|Time:||17th & 18th of November 2021 – from 6pm|
Standort Domgasse 1, 4. OG
Conversations with Computers is a 2-day Symposium organized by the net culture initiative servus.at in cooperation with the Department of Time-based Media of the University of Art and Design Linz. The symposium addresses contemporary artistic research in the field of AI, focusing on new languages that emerge between humans and machines, but also how work and communication are facilitated through technological means.
When we talk about Artificial Intelligence and Machine Learning today, we must not forget the enormous amount of human labor that is hidden in seemingly autonomous systems. Behind every computer program are an immense amount of people who make it possible, and whose presence, in most cases, stays hidden behind the interface. Moreover, these AI systems are built upon an extractivist logic that inherits and reproduces harmful social biases in their statistical weights. Artists, critical designers, and researchers are playing a central role in excavating AI systems by exposing the work that flows into the creation of large datasets and their refinement.

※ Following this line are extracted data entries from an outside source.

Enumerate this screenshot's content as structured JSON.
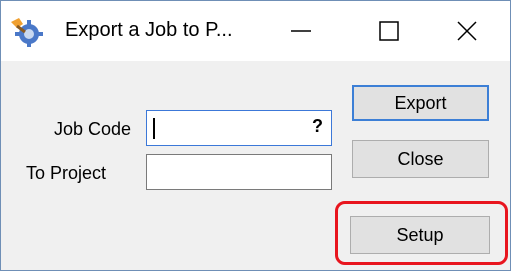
{
  "window": {
    "title": "Export a Job to P...",
    "app_icon": "wrench-gear-icon"
  },
  "caption_buttons": {
    "minimize_icon": "minimize-icon",
    "maximize_icon": "maximize-icon",
    "close_icon": "close-icon"
  },
  "form": {
    "job_code_label": "Job Code",
    "job_code_value": "",
    "lookup_glyph": "?",
    "to_project_label": "To Project",
    "to_project_value": ""
  },
  "buttons": {
    "export_label": "Export",
    "close_label": "Close",
    "setup_label": "Setup"
  },
  "colors": {
    "focus_border": "#3c7fd6",
    "highlight": "#e8151e"
  }
}
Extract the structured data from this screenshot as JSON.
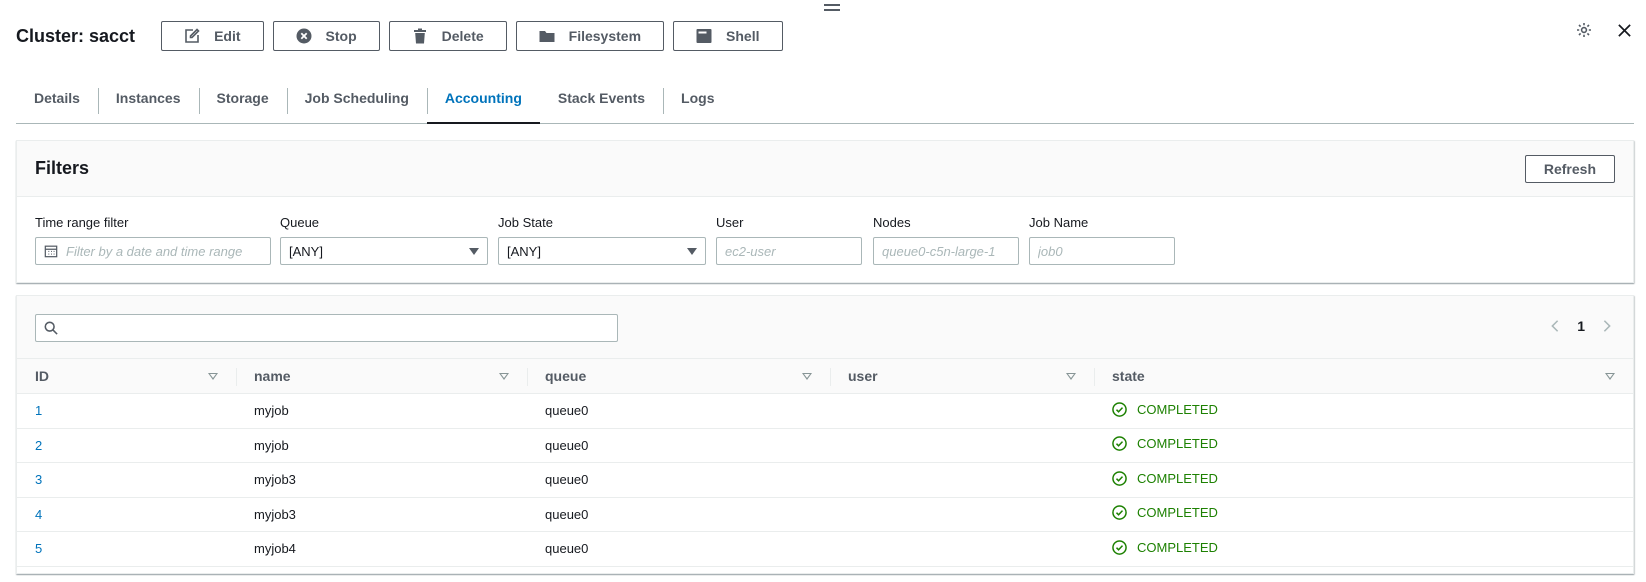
{
  "header": {
    "title": "Cluster: sacct",
    "buttons": [
      {
        "label": "Edit",
        "icon": "edit-icon"
      },
      {
        "label": "Stop",
        "icon": "stop-icon"
      },
      {
        "label": "Delete",
        "icon": "trash-icon"
      },
      {
        "label": "Filesystem",
        "icon": "folder-icon"
      },
      {
        "label": "Shell",
        "icon": "terminal-icon"
      }
    ]
  },
  "tabs": [
    "Details",
    "Instances",
    "Storage",
    "Job Scheduling",
    "Accounting",
    "Stack Events",
    "Logs"
  ],
  "active_tab": "Accounting",
  "filters": {
    "title": "Filters",
    "refresh_label": "Refresh",
    "time_range": {
      "label": "Time range filter",
      "placeholder": "Filter by a date and time range"
    },
    "queue": {
      "label": "Queue",
      "value": "[ANY]"
    },
    "job_state": {
      "label": "Job State",
      "value": "[ANY]"
    },
    "user": {
      "label": "User",
      "placeholder": "ec2-user"
    },
    "nodes": {
      "label": "Nodes",
      "placeholder": "queue0-c5n-large-1"
    },
    "job_name": {
      "label": "Job Name",
      "placeholder": "job0"
    }
  },
  "table": {
    "search_value": "",
    "page": "1",
    "columns": [
      "ID",
      "name",
      "queue",
      "user",
      "state"
    ],
    "rows": [
      {
        "id": "1",
        "name": "myjob",
        "queue": "queue0",
        "user": "",
        "state": "COMPLETED"
      },
      {
        "id": "2",
        "name": "myjob",
        "queue": "queue0",
        "user": "",
        "state": "COMPLETED"
      },
      {
        "id": "3",
        "name": "myjob3",
        "queue": "queue0",
        "user": "",
        "state": "COMPLETED"
      },
      {
        "id": "4",
        "name": "myjob3",
        "queue": "queue0",
        "user": "",
        "state": "COMPLETED"
      },
      {
        "id": "5",
        "name": "myjob4",
        "queue": "queue0",
        "user": "",
        "state": "COMPLETED"
      }
    ]
  },
  "colors": {
    "accent": "#0073bb",
    "success": "#1d8102",
    "text": "#16191f",
    "muted": "#545b64",
    "border": "#aab7b8"
  }
}
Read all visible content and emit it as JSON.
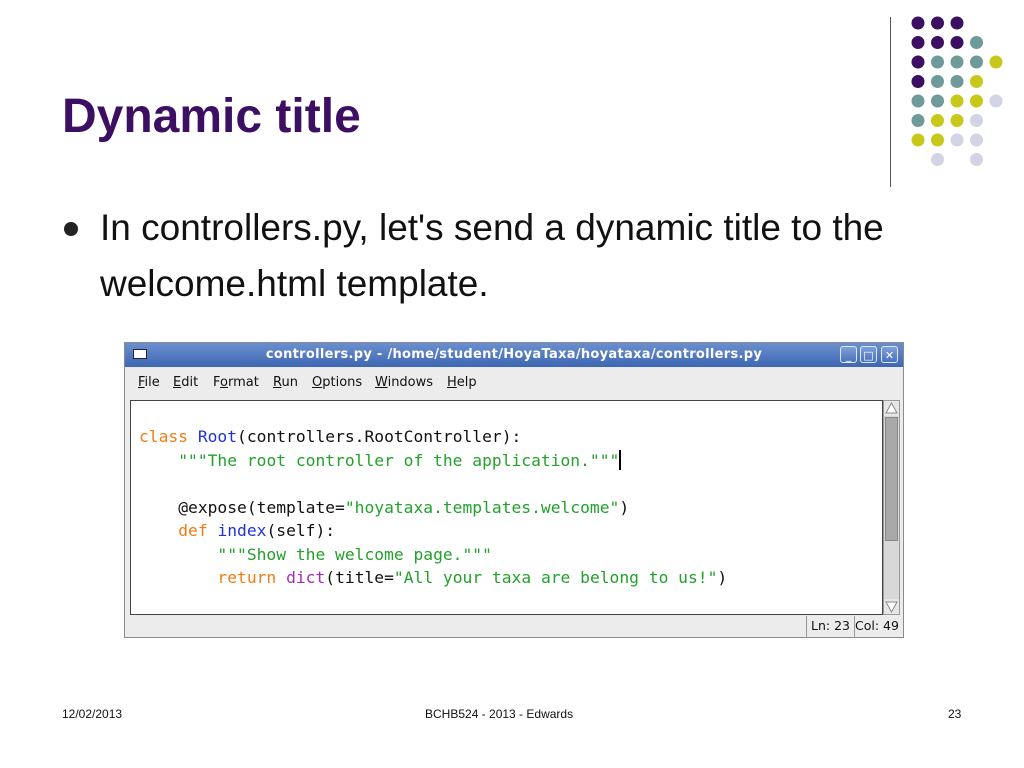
{
  "slide": {
    "title": "Dynamic title",
    "bullet": "In controllers.py, let's send a dynamic title to the welcome.html template."
  },
  "window": {
    "title": "controllers.py - /home/student/HoyaTaxa/hoyataxa/controllers.py",
    "buttons": {
      "minimize": "_",
      "maximize": "□",
      "close": "✕"
    },
    "menu": [
      {
        "mnemonic": "F",
        "rest": "ile"
      },
      {
        "mnemonic": "E",
        "rest": "dit"
      },
      {
        "pre": "F",
        "mnemonic": "o",
        "rest": "rmat"
      },
      {
        "mnemonic": "R",
        "rest": "un"
      },
      {
        "mnemonic": "O",
        "rest": "ptions"
      },
      {
        "mnemonic": "W",
        "rest": "indows"
      },
      {
        "mnemonic": "H",
        "rest": "elp"
      }
    ],
    "code": {
      "l1_kw": "class",
      "l1_name": "Root",
      "l1_rest": "(controllers.RootController):",
      "l2_str": "\"\"\"The root controller of the application.\"\"\"",
      "l4_pre": "@expose(template=",
      "l4_str": "\"hoyataxa.templates.welcome\"",
      "l4_post": ")",
      "l5_kw": "def",
      "l5_name": "index",
      "l5_rest": "(self):",
      "l6_str": "\"\"\"Show the welcome page.\"\"\"",
      "l7_kw": "return",
      "l7_bi": "dict",
      "l7_mid": "(title=",
      "l7_str": "\"All your taxa are belong to us!\"",
      "l7_post": ")"
    },
    "status": {
      "ln": "Ln: 23",
      "col": "Col: 49"
    }
  },
  "footer": {
    "date": "12/02/2013",
    "course": "BCHB524 - 2013 - Edwards",
    "page": "23"
  },
  "colors": {
    "purple": "#3d0f63",
    "teal": "#6f9a9a",
    "yellow": "#c8c81a",
    "lavender": "#d3d3e6"
  },
  "decoration": {
    "dot_grid": [
      [
        "purple",
        "purple",
        "purple",
        ""
      ],
      [
        "purple",
        "purple",
        "purple",
        "teal"
      ],
      [
        "purple",
        "teal",
        "teal",
        "teal",
        "yellow"
      ],
      [
        "purple",
        "teal",
        "teal",
        "yellow"
      ],
      [
        "teal",
        "teal",
        "yellow",
        "yellow",
        "lavender"
      ],
      [
        "teal",
        "yellow",
        "yellow",
        "lavender"
      ],
      [
        "yellow",
        "yellow",
        "lavender",
        "lavender"
      ],
      [
        "",
        "lavender",
        "",
        "lavender"
      ]
    ]
  }
}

By stepping back and exploring the codes and symbols we use to create instructions for machines, artists and programmers are fundamentally questioning the desire for efficiency embedded within the act of programming computers. What is discussed under the label of 'Esoteric programming languages' breaks away from the norms of computing and create novel languages and styles with strange syntax and twisted logic. Within these fringes of programming languages, we can find a desire to untangle and obfuscate the building blocks of human-computer interaction, while critical code studies are articulating discourse around feminist, decolonial, indigenous, and queer approaches to AI and the Human.
With forthcoming large language models, new conversational agents are emerging, which distill scraped websites into stochastic parrots. They lead to advancements, which enable more natural forms of interaction between humans and computers.
A look into the future suggests that we will soon be living with anthropomorphized computers, which are designed with an obedient personality that mimics empathy and emotion. Current models of voice computer interfaces already simulate personalities to gain a user’s trust. Designers are optimizing for approachability, efficiency, and by all means, to avoid friction. Yet, at the fringes of computation, we can find points of friction, and exploitation, but also new experiments and poetic communication.
Taking examples from esolangs and analytical design practices, how do we envision new critical interfaces between humans and machines? How do we navigate through our increasingly computational environments with our silicon-based friends?